While classroom teachers have been eating Ramen noodles so they can afford to buy school supplies, teachers union bosses are living high on the hog. Considering that teachers often have to purchase classroom supplies and teaching materials with their own money, and that they’re also expected to pay for continuing education classes, their salaries don’t stretch very far. But despite their tight budgets, many teachers think that paying dues to the Clark County Education Association (CCEA) is worth it because the teacher’s union promises to fight for higher wages. Considering recent media coverage which revealed the outrageous salaries paid to union bosses, dues-paying teachers must feel like they’ve been taken for a ride. Just one example was Jason Jasonek, who was the Executive Director in 2009 and earned more than $632,000 from the union and two related organizations.
CCEA, like all non-profit groups, is required to file a Form 990 with the federal government reporting all salaries over $100,000. A quick look at the form, which is available online, shows that in 2009 (the latest figures available), the union spent more than 30 percent of its budget to pay just nine leaders. The total budget for the year was around $4.1 million, and $1.5 million of that went to pay union bosses. Unions in similar-sized districts spend between three and 7 percent of their budgets on leadership salaries. Jasonek retired in 2010 and was replaced by a new executive director, John Vellardita, who claims his salary is less than $160,000. But since he refuses to disclose exactly what it is, we’ll have to wait for the next Form 990 to find out for sure.
Perhaps just as disturbing as the high salaries, was the union’s reaction when the cat was let out of the bag.
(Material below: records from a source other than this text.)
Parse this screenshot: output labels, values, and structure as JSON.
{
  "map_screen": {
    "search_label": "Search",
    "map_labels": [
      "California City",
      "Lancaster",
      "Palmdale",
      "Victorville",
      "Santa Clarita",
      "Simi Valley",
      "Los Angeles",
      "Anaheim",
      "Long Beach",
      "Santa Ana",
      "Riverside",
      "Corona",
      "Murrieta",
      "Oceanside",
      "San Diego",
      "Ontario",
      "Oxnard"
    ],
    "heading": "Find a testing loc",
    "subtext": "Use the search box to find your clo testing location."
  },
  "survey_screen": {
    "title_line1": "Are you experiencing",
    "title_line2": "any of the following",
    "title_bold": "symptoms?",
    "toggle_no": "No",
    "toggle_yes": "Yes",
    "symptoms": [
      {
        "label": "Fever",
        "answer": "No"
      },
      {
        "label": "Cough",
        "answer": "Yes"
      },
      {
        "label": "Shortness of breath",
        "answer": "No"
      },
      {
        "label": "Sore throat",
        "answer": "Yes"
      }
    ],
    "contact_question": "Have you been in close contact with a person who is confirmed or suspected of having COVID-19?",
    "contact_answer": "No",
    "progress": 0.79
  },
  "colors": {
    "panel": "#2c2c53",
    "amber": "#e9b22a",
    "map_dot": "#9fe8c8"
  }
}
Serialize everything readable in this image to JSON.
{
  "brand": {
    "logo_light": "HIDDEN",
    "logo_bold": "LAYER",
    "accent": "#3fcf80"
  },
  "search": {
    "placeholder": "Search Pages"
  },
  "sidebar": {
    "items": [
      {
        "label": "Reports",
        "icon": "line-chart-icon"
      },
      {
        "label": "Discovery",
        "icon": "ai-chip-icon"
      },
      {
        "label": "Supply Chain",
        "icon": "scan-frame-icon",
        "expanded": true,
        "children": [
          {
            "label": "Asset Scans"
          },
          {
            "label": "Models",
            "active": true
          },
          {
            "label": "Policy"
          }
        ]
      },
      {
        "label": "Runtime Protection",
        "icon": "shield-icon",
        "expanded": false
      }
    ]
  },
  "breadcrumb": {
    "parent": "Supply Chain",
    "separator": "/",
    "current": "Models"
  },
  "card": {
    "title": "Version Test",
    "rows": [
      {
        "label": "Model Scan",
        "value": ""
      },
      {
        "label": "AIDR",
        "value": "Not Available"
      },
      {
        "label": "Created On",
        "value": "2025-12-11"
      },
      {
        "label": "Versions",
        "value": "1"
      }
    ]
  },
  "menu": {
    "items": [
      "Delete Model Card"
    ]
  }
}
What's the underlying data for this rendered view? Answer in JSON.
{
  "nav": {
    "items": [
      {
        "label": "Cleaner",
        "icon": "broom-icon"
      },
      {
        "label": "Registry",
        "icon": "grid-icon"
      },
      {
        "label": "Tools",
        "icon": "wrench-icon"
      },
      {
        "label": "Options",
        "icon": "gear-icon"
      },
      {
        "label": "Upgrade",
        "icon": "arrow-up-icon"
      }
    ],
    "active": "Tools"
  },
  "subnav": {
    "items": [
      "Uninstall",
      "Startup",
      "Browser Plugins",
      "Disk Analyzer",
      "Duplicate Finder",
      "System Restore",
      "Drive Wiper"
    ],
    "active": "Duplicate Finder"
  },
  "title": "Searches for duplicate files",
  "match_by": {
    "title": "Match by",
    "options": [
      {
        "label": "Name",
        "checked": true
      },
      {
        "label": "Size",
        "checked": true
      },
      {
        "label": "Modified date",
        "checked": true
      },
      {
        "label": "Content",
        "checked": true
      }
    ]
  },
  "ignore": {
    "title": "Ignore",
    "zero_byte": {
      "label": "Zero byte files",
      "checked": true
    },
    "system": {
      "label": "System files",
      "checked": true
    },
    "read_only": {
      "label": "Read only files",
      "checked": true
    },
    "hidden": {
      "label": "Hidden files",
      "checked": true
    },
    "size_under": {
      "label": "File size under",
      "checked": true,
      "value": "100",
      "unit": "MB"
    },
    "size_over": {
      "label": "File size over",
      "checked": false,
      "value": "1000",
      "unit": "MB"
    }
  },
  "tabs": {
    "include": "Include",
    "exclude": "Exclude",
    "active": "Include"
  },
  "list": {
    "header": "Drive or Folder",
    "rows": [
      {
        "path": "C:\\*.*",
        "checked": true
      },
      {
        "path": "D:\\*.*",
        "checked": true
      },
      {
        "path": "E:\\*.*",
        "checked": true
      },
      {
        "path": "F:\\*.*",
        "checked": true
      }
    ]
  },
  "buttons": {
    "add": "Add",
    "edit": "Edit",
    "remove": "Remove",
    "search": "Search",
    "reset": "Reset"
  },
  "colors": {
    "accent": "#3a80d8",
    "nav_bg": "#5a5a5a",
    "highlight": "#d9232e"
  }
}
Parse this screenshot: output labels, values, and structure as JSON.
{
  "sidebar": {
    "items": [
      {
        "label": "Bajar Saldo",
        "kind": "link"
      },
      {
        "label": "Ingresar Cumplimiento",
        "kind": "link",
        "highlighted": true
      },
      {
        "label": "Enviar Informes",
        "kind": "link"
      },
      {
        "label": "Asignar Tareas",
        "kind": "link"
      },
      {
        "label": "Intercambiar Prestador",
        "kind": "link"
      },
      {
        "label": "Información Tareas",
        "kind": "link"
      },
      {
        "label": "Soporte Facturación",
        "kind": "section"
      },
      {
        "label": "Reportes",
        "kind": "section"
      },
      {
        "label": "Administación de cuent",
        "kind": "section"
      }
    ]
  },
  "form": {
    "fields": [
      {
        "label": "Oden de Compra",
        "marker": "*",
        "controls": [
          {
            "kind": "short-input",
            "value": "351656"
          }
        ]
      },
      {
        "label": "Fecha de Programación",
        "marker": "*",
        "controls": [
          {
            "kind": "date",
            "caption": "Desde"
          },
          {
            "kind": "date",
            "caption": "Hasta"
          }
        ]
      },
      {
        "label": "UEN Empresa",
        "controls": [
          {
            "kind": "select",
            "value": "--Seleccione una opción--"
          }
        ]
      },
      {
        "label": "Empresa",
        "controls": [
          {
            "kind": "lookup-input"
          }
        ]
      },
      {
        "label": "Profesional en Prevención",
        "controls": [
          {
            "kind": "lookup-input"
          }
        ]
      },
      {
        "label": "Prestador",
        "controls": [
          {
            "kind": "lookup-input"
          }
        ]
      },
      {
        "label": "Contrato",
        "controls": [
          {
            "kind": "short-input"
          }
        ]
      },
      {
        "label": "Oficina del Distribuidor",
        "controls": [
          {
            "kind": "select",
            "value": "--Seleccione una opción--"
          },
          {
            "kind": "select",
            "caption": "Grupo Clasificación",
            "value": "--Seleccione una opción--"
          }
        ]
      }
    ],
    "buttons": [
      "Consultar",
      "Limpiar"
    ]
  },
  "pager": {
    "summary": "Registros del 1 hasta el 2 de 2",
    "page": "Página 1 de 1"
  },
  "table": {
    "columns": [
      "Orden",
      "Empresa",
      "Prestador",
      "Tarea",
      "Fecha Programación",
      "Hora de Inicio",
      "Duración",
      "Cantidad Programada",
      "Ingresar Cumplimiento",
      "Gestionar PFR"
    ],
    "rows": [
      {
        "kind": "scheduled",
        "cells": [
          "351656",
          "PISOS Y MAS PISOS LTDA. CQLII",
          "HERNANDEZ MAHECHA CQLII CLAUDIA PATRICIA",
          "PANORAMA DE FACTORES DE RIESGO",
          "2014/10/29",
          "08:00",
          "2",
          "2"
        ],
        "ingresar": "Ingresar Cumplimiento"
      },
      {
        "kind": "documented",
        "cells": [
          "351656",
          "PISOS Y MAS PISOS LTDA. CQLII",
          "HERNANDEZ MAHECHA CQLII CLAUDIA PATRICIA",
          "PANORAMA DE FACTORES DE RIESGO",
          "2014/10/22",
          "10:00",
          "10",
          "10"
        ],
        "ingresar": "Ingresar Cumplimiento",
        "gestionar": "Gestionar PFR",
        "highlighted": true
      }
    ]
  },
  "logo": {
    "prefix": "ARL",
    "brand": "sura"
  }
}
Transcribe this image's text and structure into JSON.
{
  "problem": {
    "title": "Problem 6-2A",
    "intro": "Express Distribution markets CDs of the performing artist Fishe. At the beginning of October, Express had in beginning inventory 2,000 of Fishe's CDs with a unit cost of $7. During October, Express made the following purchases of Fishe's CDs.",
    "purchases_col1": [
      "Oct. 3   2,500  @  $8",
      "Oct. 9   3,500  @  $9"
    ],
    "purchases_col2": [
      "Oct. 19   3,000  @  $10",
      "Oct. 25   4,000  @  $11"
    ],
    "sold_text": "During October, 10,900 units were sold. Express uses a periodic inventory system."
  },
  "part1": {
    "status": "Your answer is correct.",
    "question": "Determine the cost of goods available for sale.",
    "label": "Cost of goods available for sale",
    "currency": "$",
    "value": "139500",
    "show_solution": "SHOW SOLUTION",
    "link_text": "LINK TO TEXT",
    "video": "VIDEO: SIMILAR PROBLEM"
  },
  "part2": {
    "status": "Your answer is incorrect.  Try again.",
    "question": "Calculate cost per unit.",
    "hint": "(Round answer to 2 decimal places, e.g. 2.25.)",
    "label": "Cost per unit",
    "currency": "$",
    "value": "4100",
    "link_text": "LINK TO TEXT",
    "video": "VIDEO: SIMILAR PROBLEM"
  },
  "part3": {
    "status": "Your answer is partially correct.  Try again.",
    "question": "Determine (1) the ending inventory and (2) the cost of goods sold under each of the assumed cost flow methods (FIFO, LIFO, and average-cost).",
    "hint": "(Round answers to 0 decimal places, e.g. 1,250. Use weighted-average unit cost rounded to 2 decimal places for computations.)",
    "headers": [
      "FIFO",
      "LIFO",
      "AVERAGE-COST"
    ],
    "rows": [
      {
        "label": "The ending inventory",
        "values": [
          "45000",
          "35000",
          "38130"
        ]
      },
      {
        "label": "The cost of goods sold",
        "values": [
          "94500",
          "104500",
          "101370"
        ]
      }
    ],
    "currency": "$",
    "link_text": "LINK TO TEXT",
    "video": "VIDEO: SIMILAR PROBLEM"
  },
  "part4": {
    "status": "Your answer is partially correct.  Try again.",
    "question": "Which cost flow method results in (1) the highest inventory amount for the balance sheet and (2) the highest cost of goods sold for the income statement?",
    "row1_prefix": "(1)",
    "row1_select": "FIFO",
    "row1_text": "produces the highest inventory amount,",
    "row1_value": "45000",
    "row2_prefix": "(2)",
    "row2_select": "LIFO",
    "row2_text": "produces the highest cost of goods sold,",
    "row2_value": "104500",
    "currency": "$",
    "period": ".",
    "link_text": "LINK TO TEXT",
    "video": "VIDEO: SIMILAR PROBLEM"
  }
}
They accused Clark County School District (CCSD) Superintendent Dwight Jones of launching a negative public relations attack against them. Since when did telling the truth equate to an attack? Unless of course, they had information they’d rather their members not know about. If the hard-working teachers entrust them with their scarce dollars, they need to be held accountable for where that money goes and who is being paid what.
But there’s more at stake than just the union dues. The CCSD gives hundreds of thousands of dollars each year to the CCEA Community Foundation, which administers grants that fund specialized classes for teachers- education they need in order to qualify for pay increases. Although the foundation is separate from the union on paper, it was founded by Jasonek and staffed with union employees until he retired. CCSD is now demanding that the foundation provide “reliable accounting” for $2.4 million in taxpayer money, our money, given to the Community Foundation between 2006 and 2011.
The CCEA is one of the state’s most organized and powerful unions. They have a long history of blocking much needed educational reforms by focusing on the teachers, rather than the students they teach. Our schools are in crisis and it’s time we stopped letting the teachers union stand in the way of meaningful reform, such as charter schools, merit pay and firing bad teachers. Even if you don’t have children in the school district, you still have a dog in this fight. The economic prosperity and development of our state is directly related to the success of our educational system.
At press time, CCSD and the union were deadlocked over the terms of a new contract for teachers, but neither side seems interested in changing the fundamental way teachers are compensated, which is based on seniority instead of their success in teaching our children. Until we put our students first, and as long as the union is in control, our teachers and students are both set up for failure.